Mungkin ini lah yang terjadi dengan kita. Kita terlalu sering melihat hal – hal materi yang menyilaukan. Seperti anggota tubuh pada umumnya, sesekali kita perlu merelaksasikan pandangan kita. Mengalihkan sejenak pandangan ke obyek lain, ataupun memejamkan sejenak pandangan kita sehingga indera kita bisa beristirahat. Dengan begitu kita bisa mengkalibrasikan kemampuan kita untuk memandang sesuatu. Agar kita bisa mengetahui kualitas kejernihan kita dalam memandang sesuatu
Dalam skema proses bersikap terhadap sesuatu atau melakukan sesuatu. Secara sadar, proses pertama adalah menangkap kejadian – kejadian yang terjadi dengan mata kita, lalu diproses dengan otak kita dan terakhir dinilai dengan hati kita. Kemudian tubuh kita merespon sesuatu terhadap kejadian tersebut.

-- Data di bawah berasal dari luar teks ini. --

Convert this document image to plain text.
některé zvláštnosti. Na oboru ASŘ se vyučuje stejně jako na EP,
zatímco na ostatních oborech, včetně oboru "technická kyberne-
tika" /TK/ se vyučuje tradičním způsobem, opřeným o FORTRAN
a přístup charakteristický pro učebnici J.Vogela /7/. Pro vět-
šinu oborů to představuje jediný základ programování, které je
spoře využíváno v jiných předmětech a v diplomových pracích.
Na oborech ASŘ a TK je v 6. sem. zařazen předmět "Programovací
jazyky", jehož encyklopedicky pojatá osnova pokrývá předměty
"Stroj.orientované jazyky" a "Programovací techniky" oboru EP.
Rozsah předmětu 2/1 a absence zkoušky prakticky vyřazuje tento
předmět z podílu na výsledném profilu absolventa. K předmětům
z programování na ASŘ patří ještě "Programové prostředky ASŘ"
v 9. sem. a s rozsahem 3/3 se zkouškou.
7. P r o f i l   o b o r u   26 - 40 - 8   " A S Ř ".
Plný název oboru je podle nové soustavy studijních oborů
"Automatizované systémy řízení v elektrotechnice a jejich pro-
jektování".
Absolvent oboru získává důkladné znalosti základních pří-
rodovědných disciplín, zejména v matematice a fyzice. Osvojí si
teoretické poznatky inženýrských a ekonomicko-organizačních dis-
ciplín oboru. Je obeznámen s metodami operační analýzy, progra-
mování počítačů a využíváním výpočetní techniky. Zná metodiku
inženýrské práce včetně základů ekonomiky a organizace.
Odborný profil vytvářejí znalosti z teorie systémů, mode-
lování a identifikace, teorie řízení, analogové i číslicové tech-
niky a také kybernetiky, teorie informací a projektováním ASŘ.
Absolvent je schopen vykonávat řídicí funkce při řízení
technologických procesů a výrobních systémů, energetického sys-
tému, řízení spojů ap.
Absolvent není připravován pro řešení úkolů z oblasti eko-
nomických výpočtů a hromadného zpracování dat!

Jadi tidak hanya memerlukan kondisi pikiran dan hati yang bersih, pandangan kita pun harus kita jaga kondisi kemurniannya. Jadi dengan metode menangkap objek sesuai realita. Tidak dengan lensa yang kotor sehingga detail objek tertutupi debu. Tidak dengan lensa cekung yang bisa mengecilkan objek. Dan tidak juga dengan lensa cembung yang bisa membesarkan objek. Hal ini bisa membantu meringankan kerja pikiran dan hati dalam menyimpulkan sesuatu.
Dalam istilah sains, pengambilan data yang tepat merupakan satu faktor yang mempengaruhi validitas dari kesimpulan terhadap penilaian sesuatu. Tidak akan ada istilah paralaks dalam sebuah pengamatan dengan lensa yang jernih. Dengan menangkap hal – hal yang benar, ditambah proses analisa pikiran dan hati kita yang murni, kesimpulan dan respon yang akan kita berikan pun bernilai baik di mataNya.